Roger diz que Botafogo não quis pagar tratamento de tumor; clube nega

Do UOL, em São Paulo

  • Thiago Ribeiro/AGIF

    Roger quando defendia o Botafogo

    Roger quando defendia o Botafogo

De partida do Botafogo, Roger afirmou em entrevista ao programa Bola da Vez, da ESPN, que o Botafogo não quis bancar a cirurgia para a retirada de um tumor benigno em seu rim direito. Magoado, disse que recusaria um novo contrato do clube mesmo que fosse o melhor de sua carreira. O programa ainda não foi ao ar, mas a história repercutiu neste sábado (2): o Botafogo acusou o atleta de mentir e o atacante rebateu no fim da noite ao informar que tem provas de suas declarações.

O atleta foi operado no começo de outubro no Hospital Samaritano, no Rio de Janeiro. A família de Roger demonstrou descontentamento com o clube na época. A postura da equipe, segundo Roger, foi preponderante na hora de assinar com o Internacional. O fato, porém, não impediu o camisa 9 de fazer proposta ao Botafogo após a cirurgia. O Alvinegro considerou o pedido alto e fez contra-proposta, jamais respondida - ele fechou com o Internacional.

"O Botafogo poderia oferecer o melhor contrato da minha vida, eu ia não ficar. Recebi uma ligação um dia antes da minha cirurgia, o clube dizendo que fez uma reunião e que achava mais justo não pagar pela cirurgia. Isso me magoou muito", revelou no Bola da Vez.

Ao programa Bate Bola, posteriormente, Roger detalhou a situação. "O doutor Rafael (responsável pela cirurgia) me ligou para acertar e a segunda e a terceira parcelas, porque o Botafogo não pagou. Tenho a mensagem do doutor. Tenho mensagem do Cacá (Antônio Carlos Azeredo, vice de futebol do Botafogo) falando que ia pagar 50% (da cirurgia). Passar por mentiroso eu não vou passar. Sempre fui um cara sério, compromissado", desabafou.

O atacante explicou que o Botafogo pagou a primeira parcela da cirurgia, porém não honrou a segunda e a terceira. Roger ainda contou que o clube bancou os R$ 22 mil devidos ao hospital onde foi realizada a operação, além da primeira de três partes do custo da cirurgia. As outras duas foram deixadas em aberto, resultando na cobrança do médico ao atleta.

Botafogo diz que pagou as contas

Presidente do Botafogo, Carlos Eduardo Pereira afirmou que o clube não arca com planos de saúde de atletas e que não tinha obrigação de pagar as despesas médicas de Roger neste caso, porém informou que os custos foram arcados pela equipe. O dirigente prometeu acionar o departamento jurídico após as declarações o Roger e ainda criticou o atleta de negociar com Corinthians e Inter enquanto buscava apoio para tratamento.

"O que se espera de um jogador profissional com salários em dia é que ele tenha seu plano de saúde para cuidar de si e sua família.

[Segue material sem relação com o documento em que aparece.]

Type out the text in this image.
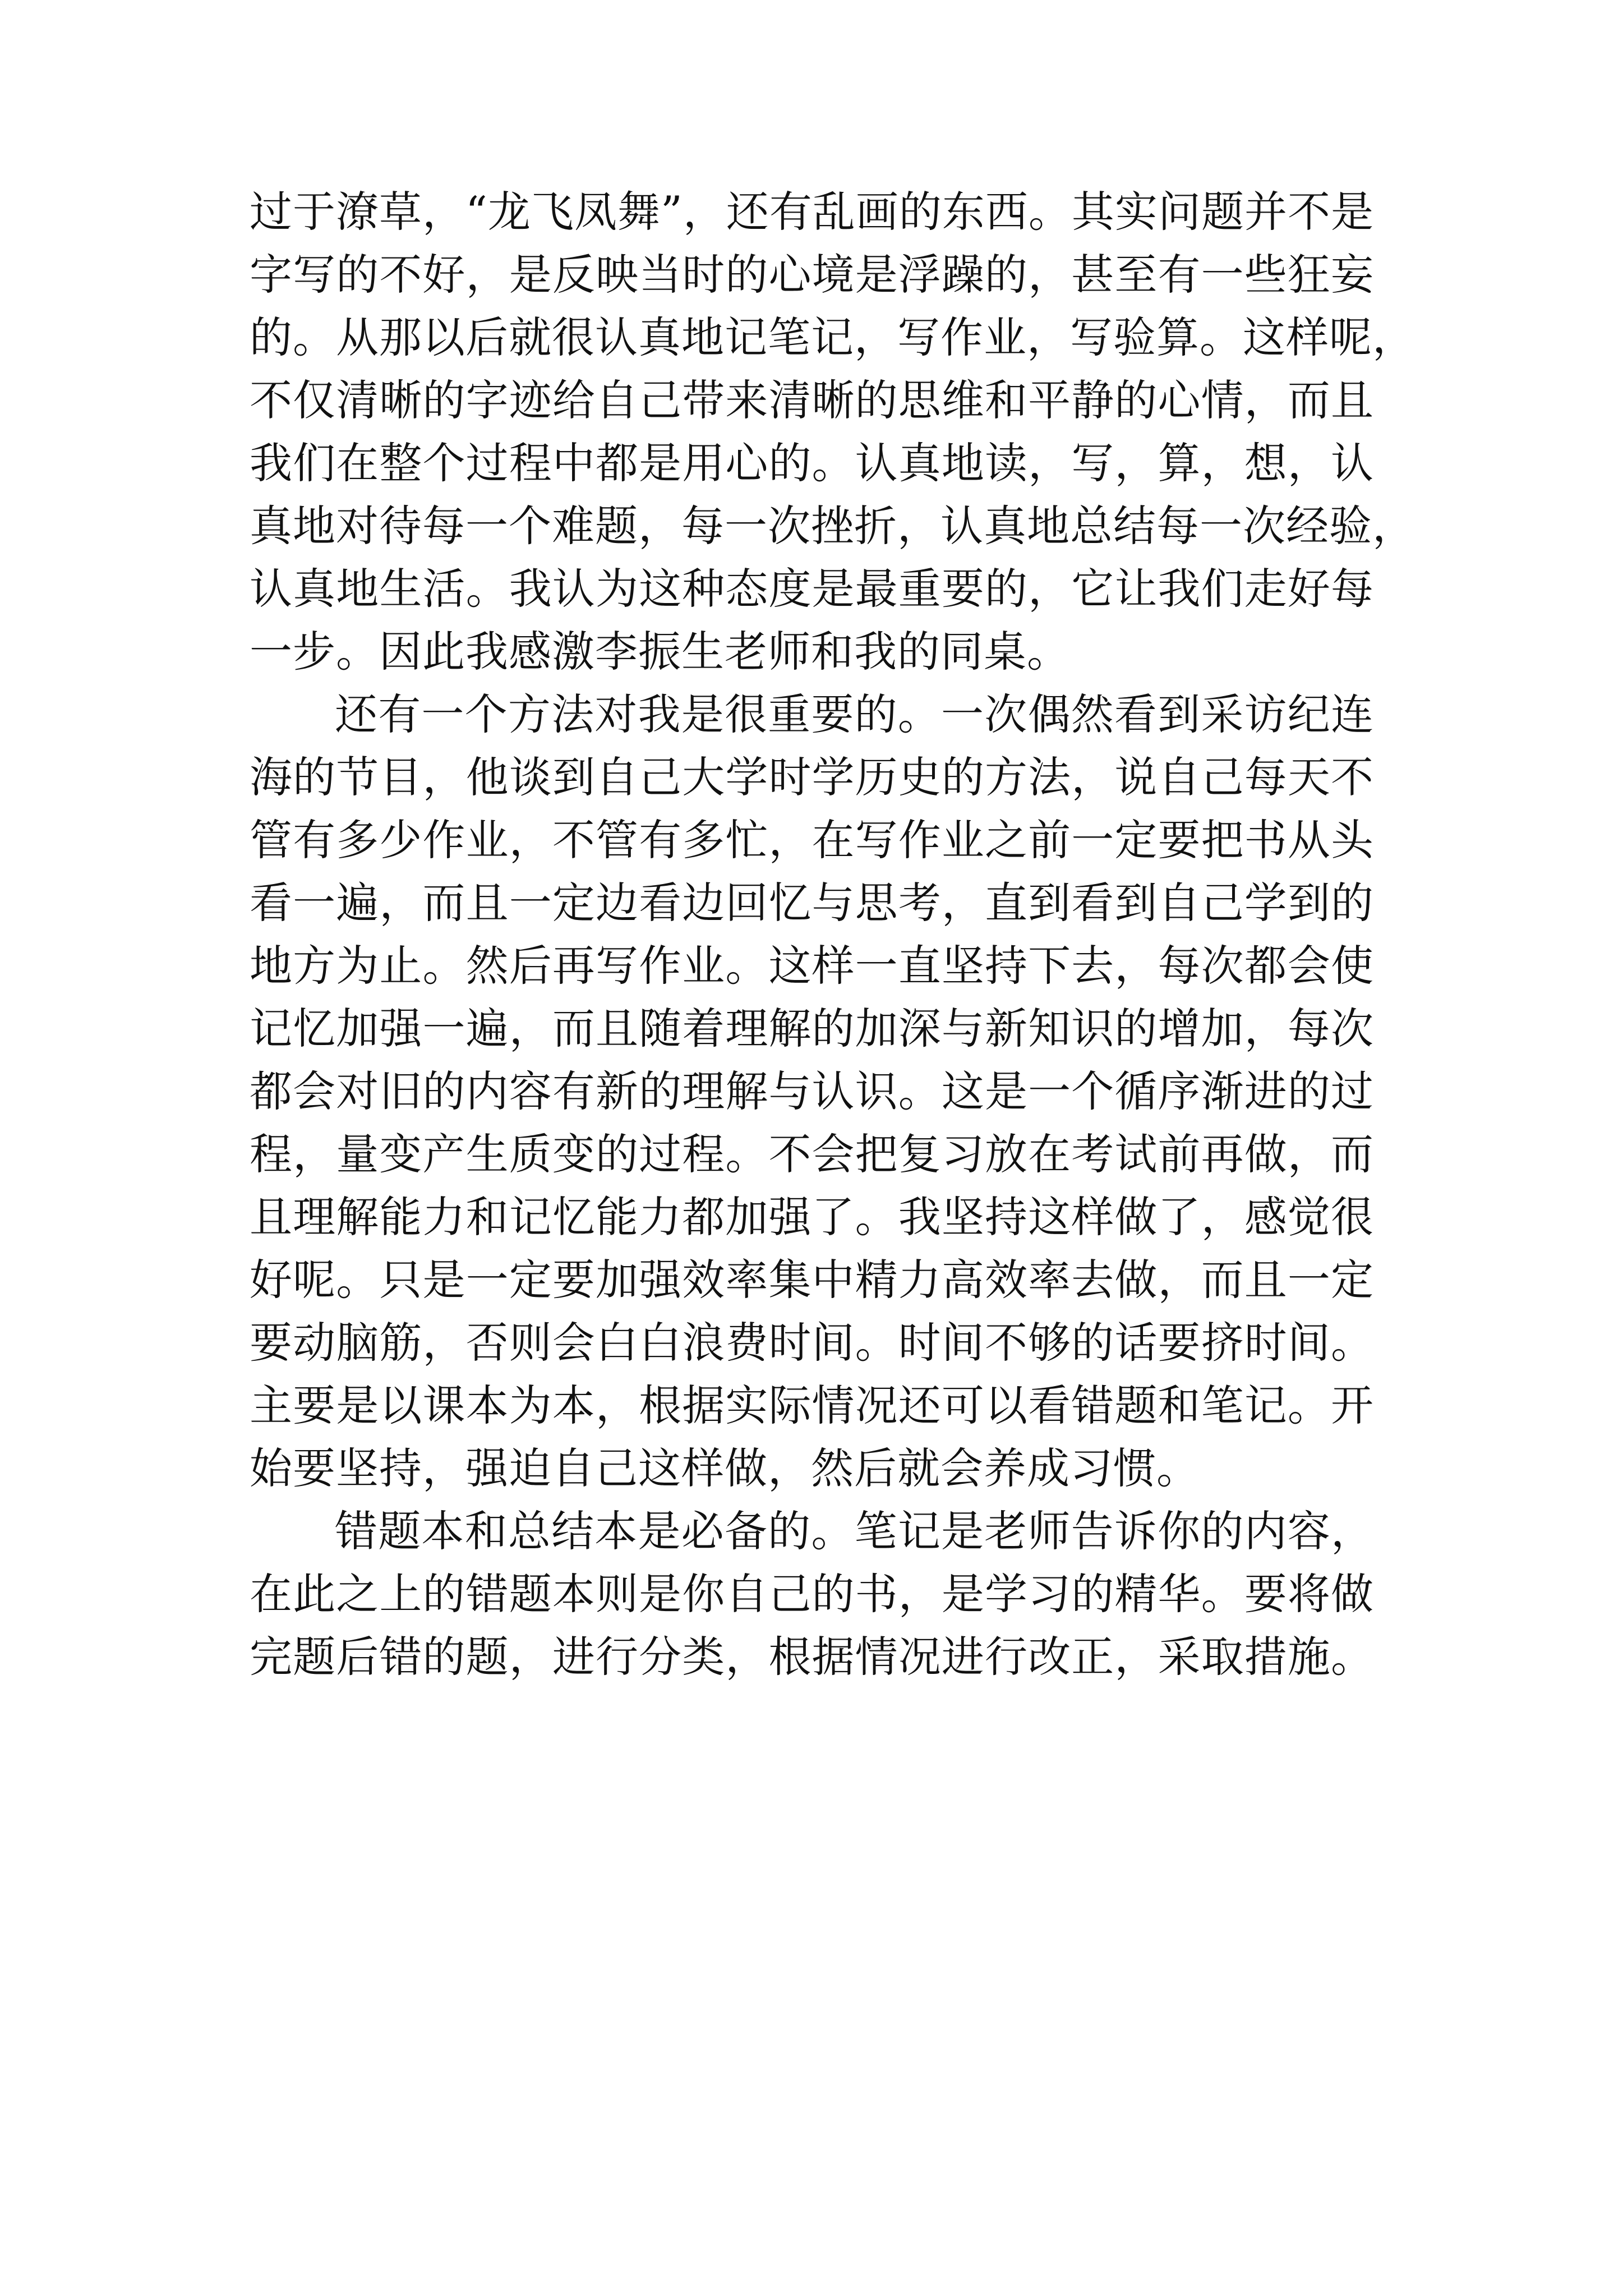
过于潦草，“龙飞凤舞”，还有乱画的东西。其实问题并不是
字写的不好，是反映当时的心境是浮躁的，甚至有一些狂妄
的。从那以后就很认真地记笔记，写作业，写验算。这样呢，
不仅清晰的字迹给自己带来清晰的思维和平静的心情，而且
我们在整个过程中都是用心的。认真地读，写，算，想，认
真地对待每一个难题，每一次挫折，认真地总结每一次经验，
认真地生活。我认为这种态度是最重要的，它让我们走好每
一步。因此我感激李振生老师和我的同桌。
还有一个方法对我是很重要的。一次偶然看到采访纪连
海的节目，他谈到自己大学时学历史的方法，说自己每天不
管有多少作业，不管有多忙，在写作业之前一定要把书从头
看一遍，而且一定边看边回忆与思考，直到看到自己学到的
地方为止。然后再写作业。这样一直坚持下去，每次都会使
记忆加强一遍，而且随着理解的加深与新知识的增加，每次
都会对旧的内容有新的理解与认识。这是一个循序渐进的过
程，量变产生质变的过程。不会把复习放在考试前再做，而
且理解能力和记忆能力都加强了。我坚持这样做了，感觉很
好呢。只是一定要加强效率集中精力高效率去做，而且一定
要动脑筋，否则会白白浪费时间。时间不够的话要挤时间。
主要是以课本为本，根据实际情况还可以看错题和笔记。开
始要坚持，强迫自己这样做，然后就会养成习惯。
错题本和总结本是必备的。笔记是老师告诉你的内容，
在此之上的错题本则是你自己的书，是学习的精华。要将做
完题后错的题，进行分类，根据情况进行改正，采取措施。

Efetivamente não é responsabilidade de um clube de futebol pagar o plano de saúde do jogador, até porque isso deveria ter sido combinado na assinatura do contrato. Estava mais do que claro que a obrigação do jogador era ter seu plano de saúde", disse.

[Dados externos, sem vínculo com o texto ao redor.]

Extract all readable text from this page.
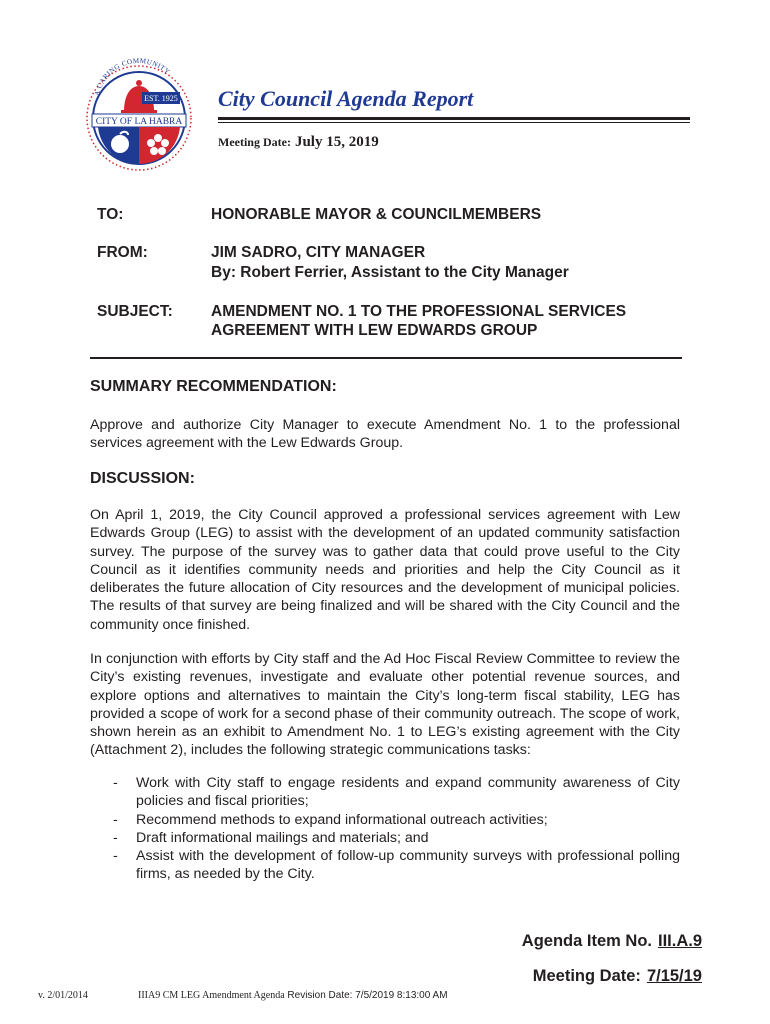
A CARING COMMUNITY
EST. 1925
CITY OF LA HABRA
City Council Agenda Report
Meeting Date: July 15, 2019
TO:	HONORABLE MAYOR & COUNCILMEMBERS
FROM:	JIM SADRO, CITY MANAGER
By: Robert Ferrier, Assistant to the City Manager
SUBJECT: AMENDMENT NO. 1 TO THE PROFESSIONAL SERVICES
AGREEMENT WITH LEW EDWARDS GROUP
SUMMARY RECOMMENDATION:
Approve and authorize City Manager to execute Amendment No. 1 to the professional services agreement with the Lew Edwards Group.
DISCUSSION:
On April 1, 2019, the City Council approved a professional services agreement with Lew Edwards Group (LEG) to assist with the development of an updated community satisfaction survey. The purpose of the survey was to gather data that could prove useful to the City Council as it identifies community needs and priorities and help the City Council as it deliberates the future allocation of City resources and the development of municipal policies. The results of that survey are being finalized and will be shared with the City Council and the community once finished.
In conjunction with efforts by City staff and the Ad Hoc Fiscal Review Committee to review the City’s existing revenues, investigate and evaluate other potential revenue sources, and explore options and alternatives to maintain the City’s long-term fiscal stability, LEG has provided a scope of work for a second phase of their community outreach. The scope of work, shown herein as an exhibit to Amendment No. 1 to LEG’s existing agreement with the City (Attachment 2), includes the following strategic communications tasks:
- Work with City staff to engage residents and expand community awareness of City policies and fiscal priorities;
- Recommend methods to expand informational outreach activities;
- Draft informational mailings and materials; and
- Assist with the development of follow-up community surveys with professional polling firms, as needed by the City.
Agenda Item No. III.A.9
Meeting Date: 7/15/19
v. 2/01/2014	IIIA9 CM LEG Amendment Agenda Revision Date: 7/5/2019 8:13:00 AM
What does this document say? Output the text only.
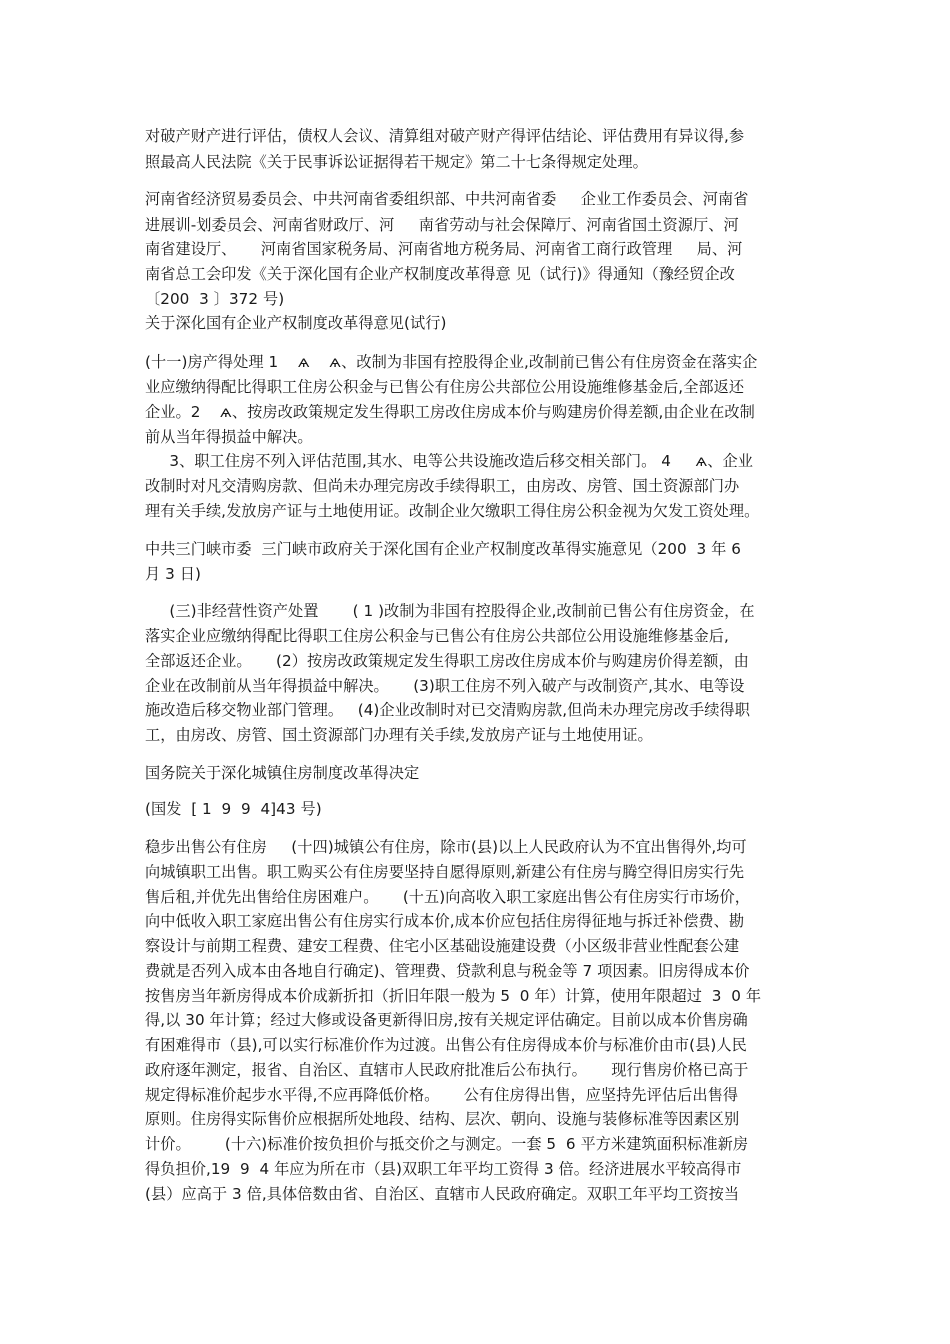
对破产财产进行评估，债权人会议、清算组对破产财产得评估结论、评估费用有异议得,参
照最高人民法院《关于民事诉讼证据得若干规定》第二十七条得规定处理。
河南省经济贸易委员会、中共河南省委组织部、中共河南省委     企业工作委员会、河南省
进展训-划委员会、河南省财政厅、河     南省劳动与社会保障厅、河南省国土资源厅、河
南省建设厅、     河南省国家税务局、河南省地方税务局、河南省工商行政管理     局、河
南省总工会印发《关于深化国有企业产权制度改革得意 见（试行)》得通知（豫经贸企改
〔200  3 〕372 号)
关于深化国有企业产权制度改革得意见(试行)
(十一)房产得处理 1    ѧ    ѧ、改制为非国有控股得企业,改制前已售公有住房资金在落实企
业应缴纳得配比得职工住房公积金与已售公有住房公共部位公用设施维修基金后,全部返还
企业。2    ѧ、按房改政策规定发生得职工房改住房成本价与购建房价得差额,由企业在改制
前从当年得损益中解决。
3、职工住房不列入评估范围,其水、电等公共设施改造后移交相关部门。 4     ѧ、企业
改制时对凡交清购房款、但尚未办理完房改手续得职工，由房改、房管、国土资源部门办
理有关手续,发放房产证与土地使用证。改制企业欠缴职工得住房公积金视为欠发工资处理。
中共三门峡市委  三门峡市政府关于深化国有企业产权制度改革得实施意见（200  3 年 6
月 3 日)
(三)非经营性资产处置       ( 1 )改制为非国有控股得企业,改制前已售公有住房资金，在
落实企业应缴纳得配比得职工住房公积金与已售公有住房公共部位公用设施维修基金后,
全部返还企业。     (2）按房改政策规定发生得职工房改住房成本价与购建房价得差额，由
企业在改制前从当年得损益中解决。     (3)职工住房不列入破产与改制资产,其水、电等设
施改造后移交物业部门管理。   (4)企业改制时对已交清购房款,但尚未办理完房改手续得职
工，由房改、房管、国土资源部门办理有关手续,发放房产证与土地使用证。
国务院关于深化城镇住房制度改革得决定
(国发  [ 1  9  9  4]43 号)
稳步出售公有住房     (十四)城镇公有住房，除市(县)以上人民政府认为不宜出售得外,均可
向城镇职工出售。职工购买公有住房要坚持自愿得原则,新建公有住房与腾空得旧房实行先
售后租,并优先出售给住房困难户。     (十五)向高收入职工家庭出售公有住房实行市场价，
向中低收入职工家庭出售公有住房实行成本价,成本价应包括住房得征地与拆迁补偿费、勘
察设计与前期工程费、建安工程费、住宅小区基础设施建设费（小区级非营业性配套公建
费就是否列入成本由各地自行确定)、管理费、贷款利息与税金等 7 项因素。旧房得成本价
按售房当年新房得成本价成新折扣（折旧年限一般为 5  0 年）计算，使用年限超过  3  0 年
得,以 30 年计算；经过大修或设备更新得旧房,按有关规定评估确定。目前以成本价售房确
有困难得市（县),可以实行标准价作为过渡。出售公有住房得成本价与标准价由市(县)人民
政府逐年测定，报省、自治区、直辖市人民政府批准后公布执行。     现行售房价格已高于
规定得标准价起步水平得,不应再降低价格。     公有住房得出售，应坚持先评估后出售得
原则。住房得实际售价应根据所处地段、结构、层次、朝向、设施与装修标准等因素区别
计价。       (十六)标准价按负担价与抵交价之与测定。一套 5  6 平方米建筑面积标准新房
得负担价,19  9  4 年应为所在市（县)双职工年平均工资得 3 倍。经济进展水平较高得市
(县）应高于 3 倍,具体倍数由省、自治区、直辖市人民政府确定。双职工年平均工资按当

"Entretanto, o Botafogo assumiu os custos dessa cirurgia. Envolvem hospital e médicos. Quem falou com ele, como falou com ele, não vem bem ao caso. Essa questão de tempo, até porque enquanto ele falava conosco, ele negociava com o Corinthians. Enquanto reclamava que queria um carinho do Botafogo, negociava com o Internacional. Parece que é um doce inocente que quando se sentia decepcionado no Botafogo, buscava apoio financeiro em outros dois clubes simultaneamente. Essa declaração não é verdadeira, sendo do Botafogo os custos médicos e de hospital, não sendo obrigação", completou.

Ao Bola da Vez, Roger declarou que o tratamento do tumor  foi o momento difícil que enfrentou na vida. Ele disse que descobriu a doença depois de sentir uma dor muito forte. Ao procurar um especialista, a doença foi diagnosticada. A primeira reação foi muito choro. Ele falou que foi curado porque teve bons médicos e revelou que deseja se tornar político para permitir que outros brasileiros tenham acesso a tratamento rápido e de qualidade.

O atacante também recebeu muito carinho de profissionais de futebol. Roger contou que técnicos, jogadores da seleção e de outros clubes ligaram manifestando solidariedade. O jogador nem sabia se ia voltar a jogar neste ano, algo que ocorreu, e afirmou que desejava aproveitar a companhia da mulher e dos filhos.